Last year I was hired to craft a long term vision for the Chairman of the Joint Chiefs of Staff on how autonomous robots should be used to radically improve how the US military fights wars.
This year I will be sharing my thinking with you.
The current revolution in robotics is due to rapid advances in the ability of robots to think.
This means that most of the big improvements we'll see in the use of autonomous robots in warfare will be due to finding new uses of this attribute more than any other. Let's explore this a bit.
It's now possible to turn a simple low performance drone into a weapon that is nearly as effective as a precision guided missile (PGM) that costs hundreds of thousands of dollars. This is accomplished through the creative substitute inexpensive and sophisticated machine thinking for expensive mechanical performance.
In other words, the smarter the drone is, the better it can mimic the performance of the much more expensive PGM.
This is already possible today with inexpensive, commercially available drones. Low cost drones are now smart enough to approximate the performance of an expensive surface to surface missile system with a little creativity.

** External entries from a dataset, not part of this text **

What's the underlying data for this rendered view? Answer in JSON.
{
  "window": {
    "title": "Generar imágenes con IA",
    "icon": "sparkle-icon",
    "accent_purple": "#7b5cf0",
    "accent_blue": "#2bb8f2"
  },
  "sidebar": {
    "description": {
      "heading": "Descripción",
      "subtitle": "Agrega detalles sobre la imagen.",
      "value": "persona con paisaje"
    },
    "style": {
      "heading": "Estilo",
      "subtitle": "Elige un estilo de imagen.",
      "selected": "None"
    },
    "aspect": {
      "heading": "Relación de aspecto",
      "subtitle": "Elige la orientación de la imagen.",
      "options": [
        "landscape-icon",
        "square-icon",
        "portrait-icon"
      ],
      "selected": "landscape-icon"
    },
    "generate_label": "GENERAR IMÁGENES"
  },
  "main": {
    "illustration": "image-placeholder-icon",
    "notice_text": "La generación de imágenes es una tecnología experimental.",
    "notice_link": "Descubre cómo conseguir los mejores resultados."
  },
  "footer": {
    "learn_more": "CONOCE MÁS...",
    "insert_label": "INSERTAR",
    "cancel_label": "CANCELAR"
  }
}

Let's dive into this a bit.
From a mechanical perspective, consumer drones aren't that impressive:
- ~1-2 pound payload
- ~20 min flight time
- 20-40 miles per hour flight speed
However, these drones are already very smart:
- They can fly themselves. They can take-off, fly enroute, and land autonomously.
- They can precisely navigate a course based on the GPS waypoints you designate.

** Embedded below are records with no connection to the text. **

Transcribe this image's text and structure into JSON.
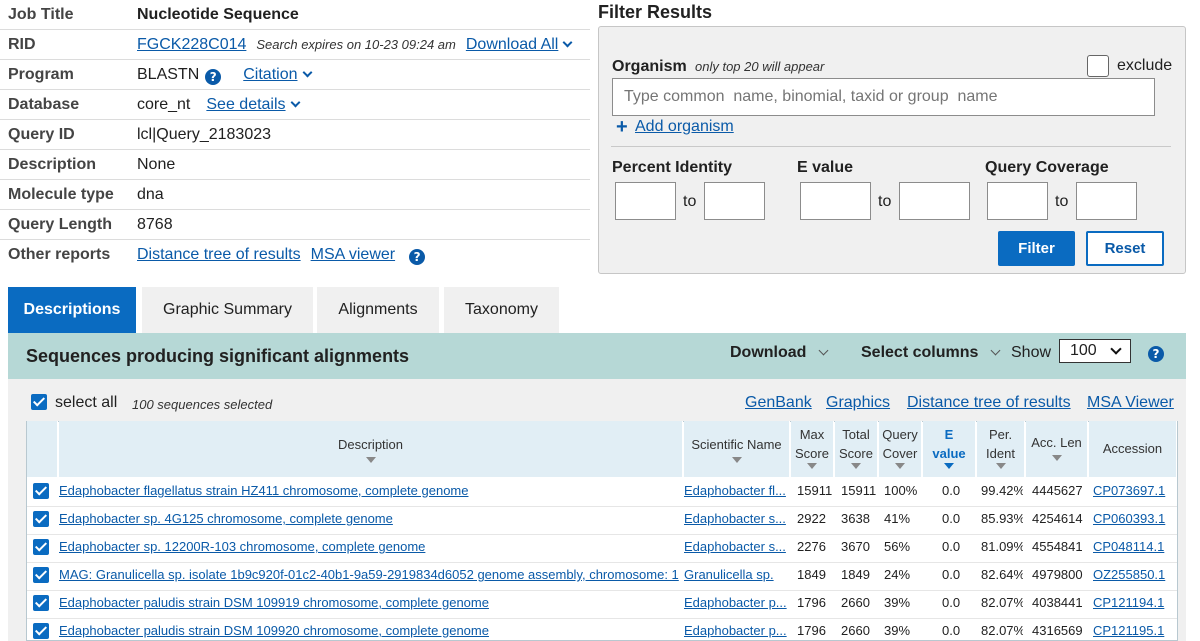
{
  "summary": {
    "job_title": {
      "label": "Job Title",
      "value": "Nucleotide Sequence"
    },
    "rid": {
      "label": "RID",
      "value": "FGCK228C014",
      "expires": "Search expires on 10-23 09:24 am",
      "download": "Download All"
    },
    "program": {
      "label": "Program",
      "value": "BLASTN",
      "citation": "Citation"
    },
    "database": {
      "label": "Database",
      "value": "core_nt",
      "details": "See details"
    },
    "query_id": {
      "label": "Query ID",
      "value": "lcl|Query_2183023"
    },
    "description": {
      "label": "Description",
      "value": "None"
    },
    "molecule_type": {
      "label": "Molecule type",
      "value": "dna"
    },
    "query_length": {
      "label": "Query Length",
      "value": "8768"
    },
    "other_reports": {
      "label": "Other reports",
      "distance_tree": "Distance tree of results",
      "msa_viewer": "MSA viewer"
    }
  },
  "filter": {
    "title": "Filter Results",
    "organism_label": "Organism",
    "organism_note": "only top 20 will appear",
    "exclude_label": "exclude",
    "organism_placeholder": "Type common  name, binomial, taxid or group  name",
    "add_organism": "Add organism",
    "percent_identity_label": "Percent Identity",
    "evalue_label": "E value",
    "query_coverage_label": "Query Coverage",
    "to_label": "to",
    "filter_button": "Filter",
    "reset_button": "Reset"
  },
  "tabs": [
    "Descriptions",
    "Graphic Summary",
    "Alignments",
    "Taxonomy"
  ],
  "results": {
    "title": "Sequences producing significant alignments",
    "download": "Download",
    "select_columns": "Select columns",
    "show_label": "Show",
    "show_value": "100",
    "select_all": "select all",
    "selected_count": "100 sequences selected",
    "links": [
      "GenBank",
      "Graphics",
      "Distance tree of results",
      "MSA Viewer"
    ],
    "columns": {
      "description": "Description",
      "scientific_name": "Scientific Name",
      "max_score": [
        "Max",
        "Score"
      ],
      "total_score": [
        "Total",
        "Score"
      ],
      "query_cover": [
        "Query",
        "Cover"
      ],
      "evalue": [
        "E",
        "value"
      ],
      "per_ident": [
        "Per.",
        "Ident"
      ],
      "acc_len": "Acc. Len",
      "accession": "Accession"
    },
    "rows": [
      {
        "description": "Edaphobacter flagellatus strain HZ411 chromosome, complete genome",
        "sci_name": "Edaphobacter fl...",
        "max_score": "15911",
        "total_score": "15911",
        "query_cover": "100%",
        "evalue": "0.0",
        "per_ident": "99.42%",
        "acc_len": "4445627",
        "accession": "CP073697.1"
      },
      {
        "description": "Edaphobacter sp. 4G125 chromosome, complete genome",
        "sci_name": "Edaphobacter s...",
        "max_score": "2922",
        "total_score": "3638",
        "query_cover": "41%",
        "evalue": "0.0",
        "per_ident": "85.93%",
        "acc_len": "4254614",
        "accession": "CP060393.1"
      },
      {
        "description": "Edaphobacter sp. 12200R-103 chromosome, complete genome",
        "sci_name": "Edaphobacter s...",
        "max_score": "2276",
        "total_score": "3670",
        "query_cover": "56%",
        "evalue": "0.0",
        "per_ident": "81.09%",
        "acc_len": "4554841",
        "accession": "CP048114.1"
      },
      {
        "description": "MAG: Granulicella sp. isolate 1b9c920f-01c2-40b1-9a59-2919834d6052 genome assembly, chromosome: 1",
        "sci_name": "Granulicella sp.",
        "max_score": "1849",
        "total_score": "1849",
        "query_cover": "24%",
        "evalue": "0.0",
        "per_ident": "82.64%",
        "acc_len": "4979800",
        "accession": "OZ255850.1"
      },
      {
        "description": "Edaphobacter paludis strain DSM 109919 chromosome, complete genome",
        "sci_name": "Edaphobacter p...",
        "max_score": "1796",
        "total_score": "2660",
        "query_cover": "39%",
        "evalue": "0.0",
        "per_ident": "82.07%",
        "acc_len": "4038441",
        "accession": "CP121194.1"
      },
      {
        "description": "Edaphobacter paludis strain DSM 109920 chromosome, complete genome",
        "sci_name": "Edaphobacter p...",
        "max_score": "1796",
        "total_score": "2660",
        "query_cover": "39%",
        "evalue": "0.0",
        "per_ident": "82.07%",
        "acc_len": "4316569",
        "accession": "CP121195.1"
      }
    ]
  },
  "colors": {
    "accent": "#0a6bc1",
    "link": "#0a5aa8",
    "header_band": "#b6d8d6",
    "table_header": "#e1eef5"
  }
}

- They can now (a recent development) use digital cameras to find, track, and follow objects. Some can even land on objects they find based on a description of that object.
Even this basic capability is more than enough to turn a basic drone into an extremely dangerous first strike weapon. Here's a scenario that pits ten drones against a major airport:
- Ten drones would take off autonomously in 1 minute intervals.
- Each would follow a GPS flightpath to a preselected portion of an airport.
- Upon arrival, a digital camera would identify the nearest wing of an aircraft.
- The drone would land itself in the middle of that wing.
- A pound of thermite in the payload would ignite upon landing.
- The thermite would burn through the wing, igniting the fuel inside...
- Most of the airport and nearly all of the planes on the tarmac are destroyed.
Here are the takeaways:
- Even the simple robotic platforms of today can be extremely effective as weapons. At current rates of improvement in machine intelligence, the situation will get much more interesting very, very soon.
- It's possible to creatively trade inexpensive machine smarts for expensive mechanical performance.
- We need to figure this out before the bad guys do. However, figuring this out requires a deep insight into the dynamics driving this forward.